Em parte, é uma narrativa construída para o cenário quase único daquela casa. Como nos confirma, ao telefone, Brisseau, este filme e o anterior são feitos com "muito muito pouco" dinheiro, usar a sua casa é uma opção ditada por razões económicas, "é menos um décor que é preciso pagar". Mas em igual parte a rima com A Rapariga de Parte Nenhuma é deliberada: a Brisseau interessa "o tema da deriva", as personagens que vão aonde vão e chegam aonde chegam movidas apenas pelos caprichos do acaso. Ou do Diabo: nesse primeiro plano o título do filme vem enquadrado na sua origem, uma citação de Pushkin ("não sabemos para onde vamos, então deixemos que o Diabo nos carregue"). O "Diabo, provavelmente", como Robert Bresson chamou ao seu filme (porventura o mais enigmático dos seus filmes) sobre uma juventude à deriva. "Claro que me faz lembrar Bresson", exclama Brisseau como se a intenção fosse mesmo que toda a gente se lembrasse, e nem é preciso perguntar-lhe então pelo que estão a fazer nos diálogos do filme duas passagens que citam Bresson directamente ("o vento sopra onde quer" e uma alusão ao "estranho caminho" que vem do Pickpocket, 1959, e uma vez João César Monteiro também fez citar tintim por tintim). "Penso que o tema da deriva é inseparável do tema do sofrimento, interessa-me seguir personagens jovens, e neste caso não apenas jovens, que tentam interromper essa deriva como forma de pôr fim ao seu sofrimento, e olhá-las da forma mais compassiva que me for possível".

A crença do espectador

Se este é o resumo que o realizador faz do seu filme, é tudo menos uma "explicação". Se há coisa típica dos filmes de Brisseau é a enorme (e quase desamparada) liberdade do lugar do espectador, a quem são dadas poucas ou nenhumas pistas sobre como deve entender o que está a ver. Há lugar para tudo, da maior gravidade e do maior dramatismo, "biográfico" (o racconto que a personagem de Babe faz da origem dos seus traumas de infância) ou "filosófico" (os segmentos com a personagem de Bouvet), mas também para o que parece irrisório ou liminarmente caricatural, a desafiar a capacidade de crença do espectador - como aquelas cenas de sexo "cósmico" sobre transparências criadas através de um vulgar software de tratamento de imagem, um artesanato sem dúvida ditado pela escassez de recursos de produção mas com um desarmante encanto de "faux naif", a fazer pensar num Méliès 2.0 e libertino. Talvez aí o espectador ria, mas quem ri por último (e porventura melhor) é o filme, que se conclui numa gargalhada (de uma das mulheres) que pode ser tudo, pode ser até o filme a rir-se do espectador, a fazê-lo vacilar até ao derradeiro momento. Um final em que, diz Brisseau, a inspiração veio das gargalhadas "mais violentas" de que se lembra, a da Quadrilha Selvagem (1969) de Peckinpah e a do Tesouro da Sierra Madre (1948) de Huston.

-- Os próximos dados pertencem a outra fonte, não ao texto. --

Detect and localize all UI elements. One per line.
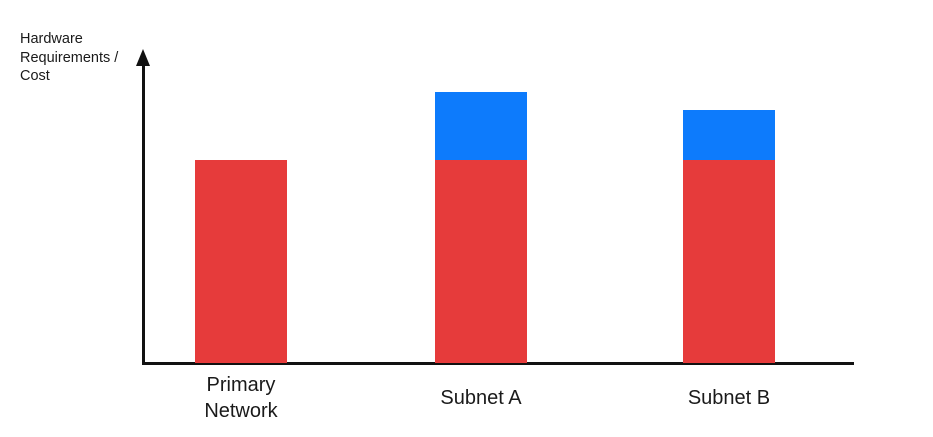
- y-axis-arrowhead-icon: [136, 49, 150, 66]
- category-label: Primary Network: [204, 374, 278, 422]
- category-label: Subnet A: [440, 387, 522, 409]
- y-axis-line: [142, 58, 145, 363]
- category-label: Subnet B: [687, 387, 771, 409]
- bar-segment-blue-2: [683, 110, 775, 160]
- bar-segment-red-0: [195, 159, 287, 363]
- bar-segment-red-1: [435, 159, 527, 363]
- bar-segment-red-2: [683, 159, 775, 363]
- bar-segment-blue-1: [435, 91, 527, 160]
- y-axis-label: Hardware Requirements / Cost: [20, 31, 119, 84]
- x-axis-line: [142, 362, 854, 365]
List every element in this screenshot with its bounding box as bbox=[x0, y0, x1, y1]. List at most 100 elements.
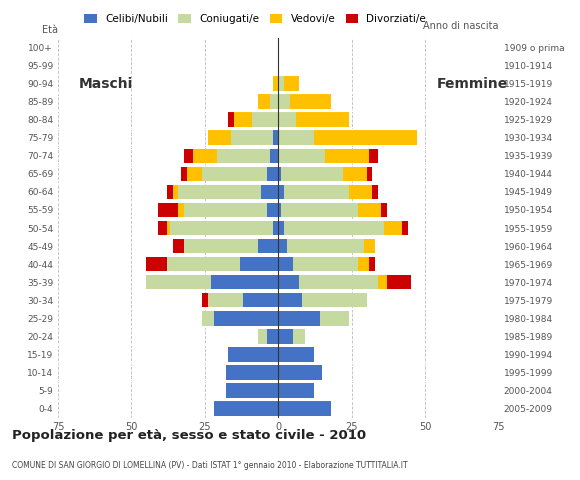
Bar bbox=[170, 221, 273, 235]
Legend: Celibi/Nubili, Coniugati/e, Vedovi/e, Divorziati/e: Celibi/Nubili, Coniugati/e, Vedovi/e, Di… bbox=[80, 10, 430, 28]
Text: Popolazione per età, sesso e stato civile - 2010: Popolazione per età, sesso e stato civil… bbox=[12, 429, 366, 442]
Bar bbox=[343, 167, 367, 181]
Bar bbox=[267, 203, 278, 217]
Bar bbox=[278, 384, 314, 398]
Text: Femmine: Femmine bbox=[437, 76, 508, 91]
Bar bbox=[208, 131, 231, 145]
Bar bbox=[278, 185, 284, 199]
Bar bbox=[214, 311, 278, 325]
Bar bbox=[369, 257, 375, 271]
Bar bbox=[166, 221, 170, 235]
Bar bbox=[281, 167, 343, 181]
Bar bbox=[314, 131, 416, 145]
Bar bbox=[258, 329, 267, 344]
Bar bbox=[179, 203, 184, 217]
Bar bbox=[226, 365, 278, 380]
Bar bbox=[273, 76, 278, 91]
Bar bbox=[402, 221, 408, 235]
Bar bbox=[278, 76, 284, 91]
Bar bbox=[278, 239, 287, 253]
Bar bbox=[278, 275, 299, 289]
Bar bbox=[287, 239, 364, 253]
Bar bbox=[364, 239, 375, 253]
Bar bbox=[261, 185, 278, 199]
Bar bbox=[267, 167, 278, 181]
Bar bbox=[240, 257, 278, 271]
Bar bbox=[358, 257, 369, 271]
Y-axis label: Anno di nascita: Anno di nascita bbox=[423, 21, 499, 31]
Bar bbox=[299, 275, 378, 289]
Bar bbox=[243, 293, 278, 308]
Bar bbox=[320, 311, 349, 325]
Bar bbox=[278, 257, 293, 271]
Bar bbox=[184, 148, 193, 163]
Bar bbox=[234, 112, 252, 127]
Bar bbox=[217, 148, 270, 163]
Bar bbox=[158, 203, 179, 217]
Bar bbox=[146, 257, 166, 271]
Bar bbox=[278, 365, 322, 380]
Bar bbox=[193, 148, 217, 163]
Bar bbox=[258, 239, 278, 253]
Bar bbox=[378, 275, 387, 289]
Bar bbox=[293, 329, 305, 344]
Bar bbox=[281, 203, 358, 217]
Bar bbox=[278, 112, 296, 127]
Bar bbox=[325, 148, 369, 163]
Bar bbox=[278, 311, 320, 325]
Bar bbox=[369, 148, 378, 163]
Bar bbox=[166, 257, 240, 271]
Bar bbox=[293, 257, 358, 271]
Bar bbox=[358, 203, 381, 217]
Bar bbox=[367, 167, 372, 181]
Bar bbox=[278, 167, 281, 181]
Bar bbox=[202, 293, 208, 308]
Bar bbox=[208, 293, 243, 308]
Bar bbox=[202, 167, 267, 181]
Bar bbox=[252, 112, 278, 127]
Bar bbox=[384, 221, 402, 235]
Bar bbox=[231, 131, 273, 145]
Bar bbox=[182, 167, 187, 181]
Bar bbox=[296, 112, 349, 127]
Bar bbox=[278, 401, 331, 416]
Bar bbox=[211, 275, 278, 289]
Bar bbox=[381, 203, 387, 217]
Bar bbox=[214, 401, 278, 416]
Bar bbox=[173, 185, 179, 199]
Bar bbox=[258, 95, 270, 109]
Bar bbox=[270, 148, 278, 163]
Bar bbox=[278, 347, 314, 361]
Bar bbox=[349, 185, 372, 199]
Bar bbox=[278, 203, 281, 217]
Text: Maschi: Maschi bbox=[78, 76, 133, 91]
Bar bbox=[187, 167, 202, 181]
Bar bbox=[273, 221, 278, 235]
Bar bbox=[184, 203, 267, 217]
Bar bbox=[146, 275, 211, 289]
Bar bbox=[302, 293, 367, 308]
Bar bbox=[278, 148, 325, 163]
Bar bbox=[267, 329, 278, 344]
Bar bbox=[158, 221, 166, 235]
Bar bbox=[229, 347, 278, 361]
Bar bbox=[290, 95, 331, 109]
Bar bbox=[179, 185, 261, 199]
Bar bbox=[229, 112, 234, 127]
Bar bbox=[270, 95, 278, 109]
Bar bbox=[387, 275, 411, 289]
Bar bbox=[278, 293, 302, 308]
Text: COMUNE DI SAN GIORGIO DI LOMELLINA (PV) - Dati ISTAT 1° gennaio 2010 - Elaborazi: COMUNE DI SAN GIORGIO DI LOMELLINA (PV) … bbox=[12, 461, 407, 470]
Bar bbox=[166, 185, 173, 199]
Bar bbox=[226, 384, 278, 398]
Bar bbox=[184, 239, 258, 253]
Bar bbox=[273, 131, 278, 145]
Bar bbox=[284, 185, 349, 199]
Bar bbox=[278, 95, 290, 109]
Bar bbox=[284, 76, 299, 91]
Bar bbox=[372, 185, 378, 199]
Bar bbox=[202, 311, 214, 325]
Bar bbox=[278, 131, 314, 145]
Bar bbox=[173, 239, 184, 253]
Bar bbox=[284, 221, 384, 235]
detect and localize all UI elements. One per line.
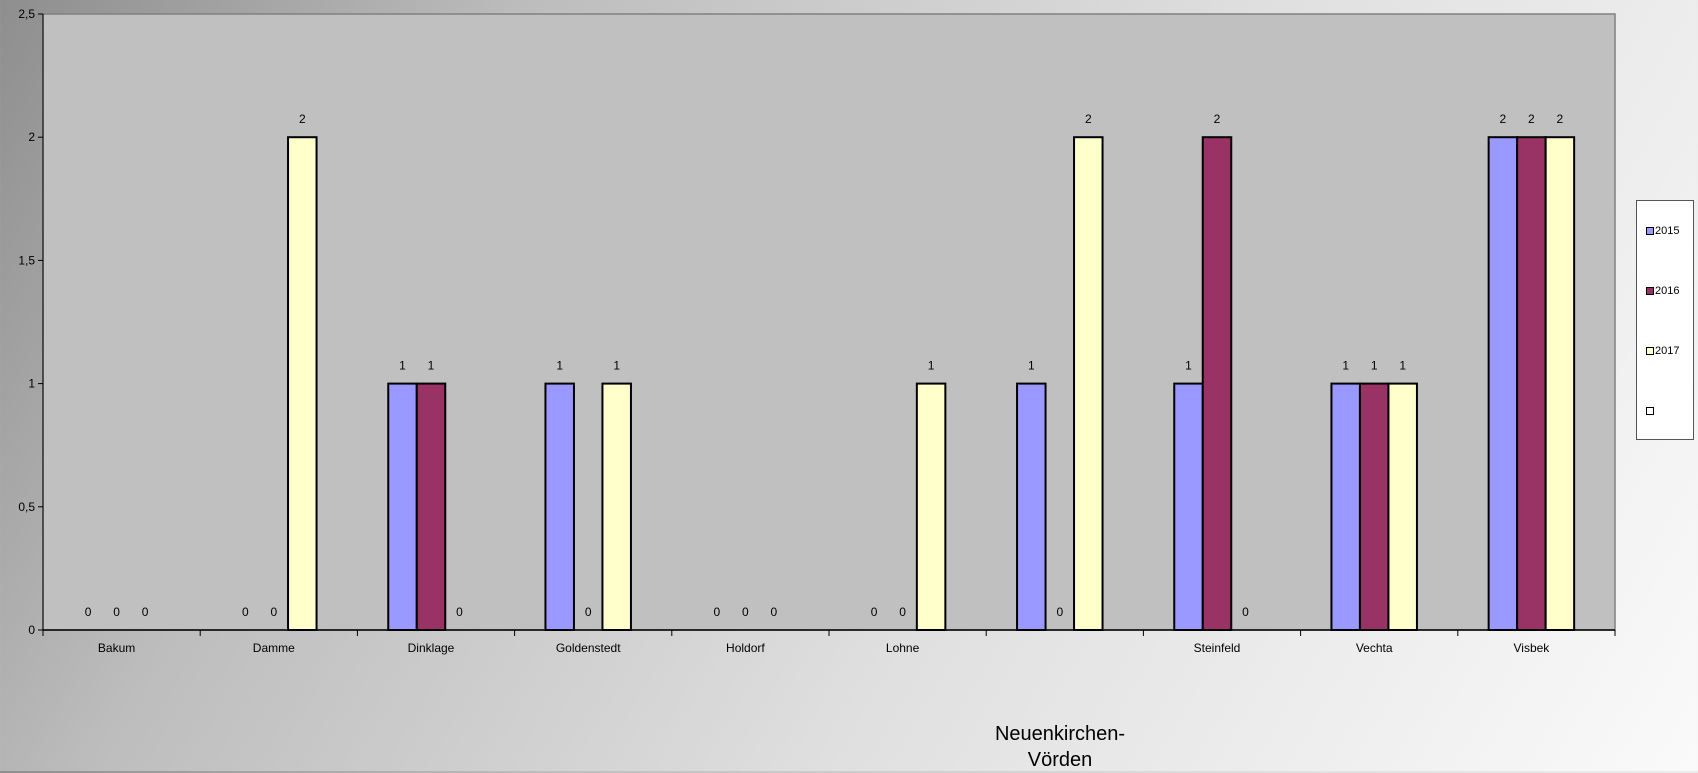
data-label-2017: 2 <box>299 112 306 126</box>
data-label-2016: 0 <box>899 605 906 619</box>
data-label-2017: 0 <box>1242 605 1249 619</box>
x-tick-label: Lohne <box>886 641 920 655</box>
bar-2015 <box>388 384 417 630</box>
data-label-2016: 0 <box>270 605 277 619</box>
y-tick-label: 2 <box>28 130 35 144</box>
data-label-2015: 1 <box>1185 359 1192 373</box>
x-tick-label: Holdorf <box>726 641 765 655</box>
bar-2017 <box>917 384 946 630</box>
bar-2017 <box>1074 137 1103 630</box>
x-tick-label: Damme <box>253 641 295 655</box>
y-tick-label: 0 <box>28 623 35 637</box>
data-label-2016: 0 <box>1056 605 1063 619</box>
bar-2015 <box>1017 384 1046 630</box>
x-tick-label: Vechta <box>1356 641 1393 655</box>
legend-label-2015: 2015 <box>1655 225 1679 237</box>
x-tick-label: Visbek <box>1513 641 1550 655</box>
legend-item-2017: 2017 <box>1646 344 1679 358</box>
data-label-2015: 0 <box>871 605 878 619</box>
x-tick-label: Goldenstedt <box>556 641 621 655</box>
category-label-line-2: Vörden <box>960 747 1160 773</box>
data-label-2017: 2 <box>1557 112 1564 126</box>
y-tick-label: 0,5 <box>18 500 35 514</box>
legend-item-2015: 2015 <box>1646 224 1679 238</box>
data-label-2015: 0 <box>85 605 92 619</box>
data-label-2017: 0 <box>142 605 149 619</box>
x-tick-label: Bakum <box>98 641 135 655</box>
data-label-2015: 2 <box>1500 112 1507 126</box>
category-label-line-1: Neuenkirchen- <box>960 721 1160 747</box>
data-label-2016: 1 <box>1371 359 1378 373</box>
data-label-2017: 1 <box>1399 359 1406 373</box>
bar-2017 <box>602 384 631 630</box>
data-label-2017: 2 <box>1085 112 1092 126</box>
data-label-2016: 0 <box>585 605 592 619</box>
data-label-2015: 1 <box>556 359 563 373</box>
legend-item-2016: 2016 <box>1646 284 1679 298</box>
y-tick-label: 1 <box>28 377 35 391</box>
bar-2016 <box>1203 137 1232 630</box>
x-tick-label: Steinfeld <box>1194 641 1241 655</box>
bar-2016 <box>417 384 446 630</box>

Por falar no lugar do espectador, impôe-se a pergunta: e o lugar de Brisseau, dentro dos filmes? Tem duplos, nele próprio (enquanto actor) ou nas personagens? Face a isto, o realizador nega terminantemente que as suas participações como actor, seja o protagonista da Rapariga da Parte de Nenhuma sejam os pequenos apontamentos como neste filme, venham duma vontade de se "projectar". Até porque detesta ser actor, rodar A Rapariga de Parte Nenhuma foi "um suplício", fê-lo apenas para poupar dinheiro ("não tenho que me pagar") e mesmo assim só depois de o actor previsto ter tido um impedimento. "Não tenho sequer prazer em ser actor, a única utilidade é compreender um pouco melhor a posição dos intérpretes", e mesmo se se lembra de uma carta de um leitor dos Cahiers du Cinéma que desenvolveu uma vasta teoria sobre a sua participação em As Coisas Secretas, de 2004 (onde era visto a regar um jardim) garante que é sempre um fruto do acaso ("a pessoa que ia regar o jardim não apareceu e como não quis ficar à espera pus-me eu nesse papel"). Já as suas personagens, diz, "quando muito, reflectem dúvidas e inquietações" suas, mas se esforça "para que isso não apareça de modo muito evidente".

O prazer e o sofrimento

E depois, o erotismo, o sexo. Ninguém o filma como Brisseau, nem com os riscos que ele corre. O risco, até, do estatelanço no ridículo, na maneira como, aqui mais uma vez, o erotismo é articulado com uma dimensão sobrenatural, como se o momento do sexo fosse o momento da intromissão na existência de um poder de origem mágica ou mística sempre indefinível. Mas também são momentos em que o espectador "perde" o seu lugar, como se o convite para a titilação erótica nunca se confirmasse - estamos mais próximos, nessas cenas, da posição do espectador que contempla um bailado ou, melhor ainda, uma pintura, porque a dimensão estética, as formas criadas pelos gestos e movimentos dos corpos enrolados uns nos outros, prevalece sempre sobre qualquer outro tipo de estímulo.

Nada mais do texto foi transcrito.